The Piper is contented with the eager shouts and turns away from the children. He taps the boulder's irregularly smooth face in a series of complex movements. The children gasp as the rock's center melts slowly away leaving you gazing into a green meadow that is bathed in warm sunlight and cloaked with a blue sky that is so cobalt it seems like an ocean in the sky [this is a beautifully worded sentence, but it is a little long - try and break it up into two sentences (: ].

A glittering, psychedelic,[delete comma] ladder spirals [s]it's[/s] its way up to where you are standing.

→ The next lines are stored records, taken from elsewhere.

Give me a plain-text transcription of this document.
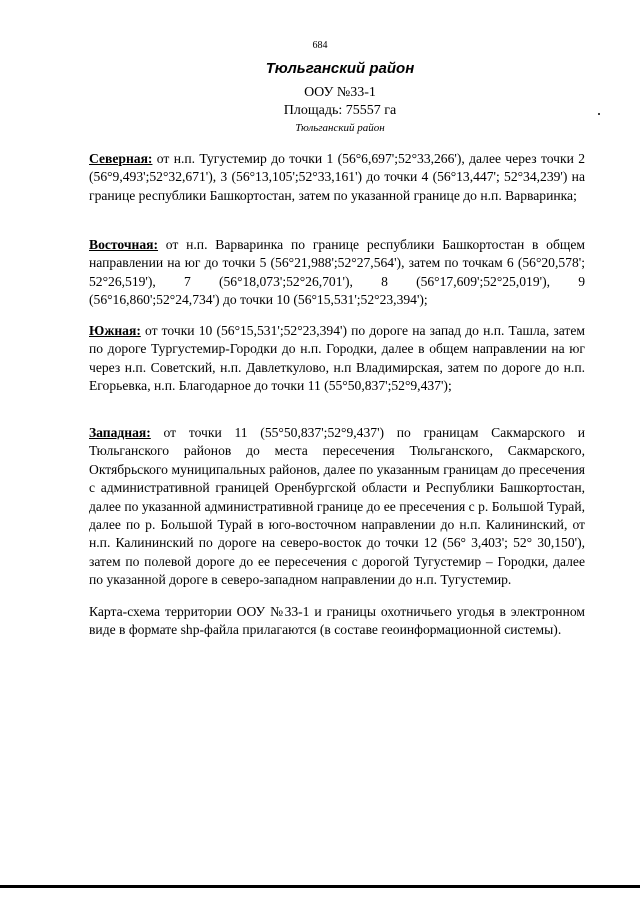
684
Тюльганский район
ООУ №33-1
Площадь: 75557 га
Тюльганский район

Северная: от н.п. Тугустемир до точки 1 (56°6,697';52°33,266'), далее через точки 2 (56°9,493';52°32,671'), 3 (56°13,105';52°33,161') до точки 4 (56°13,447'; 52°34,239') на границе республики Башкортостан, затем по указанной границе до н.п. Варваринка;

Восточная: от н.п. Варваринка по границе республики Башкортостан в общем направлении на юг до точки 5 (56°21,988';52°27,564'), затем по точкам 6 (56°20,578'; 52°26,519'), 7 (56°18,073';52°26,701'), 8 (56°17,609';52°25,019'), 9 (56°16,860';52°24,734') до точки 10 (56°15,531';52°23,394');

Южная: от точки 10 (56°15,531';52°23,394') по дороге на запад до н.п. Ташла, затем по дороге Тургустемир-Городки до н.п. Городки, далее в общем направлении на юг через н.п. Советский, н.п. Давлеткулово, н.п Владимирская, затем по дороге до н.п. Егорьевка, н.п. Благодарное до точки 11 (55°50,837';52°9,437');

Западная: от точки 11 (55°50,837';52°9,437') по границам Сакмарского и Тюльганского районов до места пересечения Тюльганского, Сакмарского, Октябрьского муниципальных районов, далее по указанным границам до пресечения с административной границей Оренбургской области и Республики Башкортостан, далее по указанной административной границе до ее пресечения с р. Большой Турай, далее по р. Большой Турай в юго-восточном направлении до н.п. Калининский, от н.п. Калининский по дороге на северо-восток до точки 12 (56° 3,403'; 52° 30,150'), затем по полевой дороге до ее пересечения с дорогой Тугустемир – Городки, далее по указанной дороге в северо-западном направлении до н.п. Тугустемир.

Карта-схема территории ООУ №33-1 и границы охотничьего угодья в электронном виде в формате shp-файла прилагаются (в составе геоинформационной системы).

"Go on, sweetie..." The Piper urges, a bit impatiently. The other children are waiting eagerly for you to descend. You take one last look at the natural beauty of your homeland [expand on this!]and then begin carefully stepping down the ladder into the superficial world that lies below you. [Great ending!!]


Last Minute Views
Second Person
Your use of telling the story in 2nd person is a very unique take on things - and I have to say - written extremely well, for which I must applaud you for :smt041 :smt023 :D hehe.

Descriptions/Imagery
However, your awesomness at writing in 2nd person falls slightly flat by my lack of being (as a reader) able to conjure up a sense/image of where this is happening, which we don't want!!! Hehe =P . This really is just a classic case of trying to show us what's happening instead of telling us.
For example, if I just show you an excerpt of a novel I have to hand:

City of Bones by Cassandra Clarke wrote:At first Clary didn't even register his words . She was too busy staring at him. Like many only children, she was fascinated by the resemblance between siblings, and now, in the full light of day, she could see exactly how much Alec looked like his sister. They had the same jet-black hair, the same slender eyebrows winging up at the corners, the same pale, high-colored skin. But where Isabelle was all arrogance, Alec slumped down in the chair as if he hoped nobody would notice him. His lashes were long and dark like Isabelle's, but where her eyes were black, his were the dark blue of bottle glass. They gazed at Clary with a hostility as pure and concentrated as liquid


Now this author didn't just say: Alec and Isabelle were brother and sister, they looked exactly alike, apart from their eyes; Alec's were blue, instead of Isabelle's black ones. She showed us the sibling's similarities in looks. Do you now get what I mean by saying show instead of tell? And remember, when describing things, use all of your 5 senses: see, hear, taste, touch, and feel. =D

Overall Thoughts
If you work on your imagery through this chapter, it will be totally amazing (: . This was a great chapter and beautifully written, so well done on producing such a great piece of work!! :D
Good luck with continuing to write this piece. I really hope this review helped you out, and if you have any further questions etc, please don't hesitate to PM me as I'll be more than happy to help :D .

Keep writing!!
--Lucyy xx
"Don't think, or judge. Just Listen."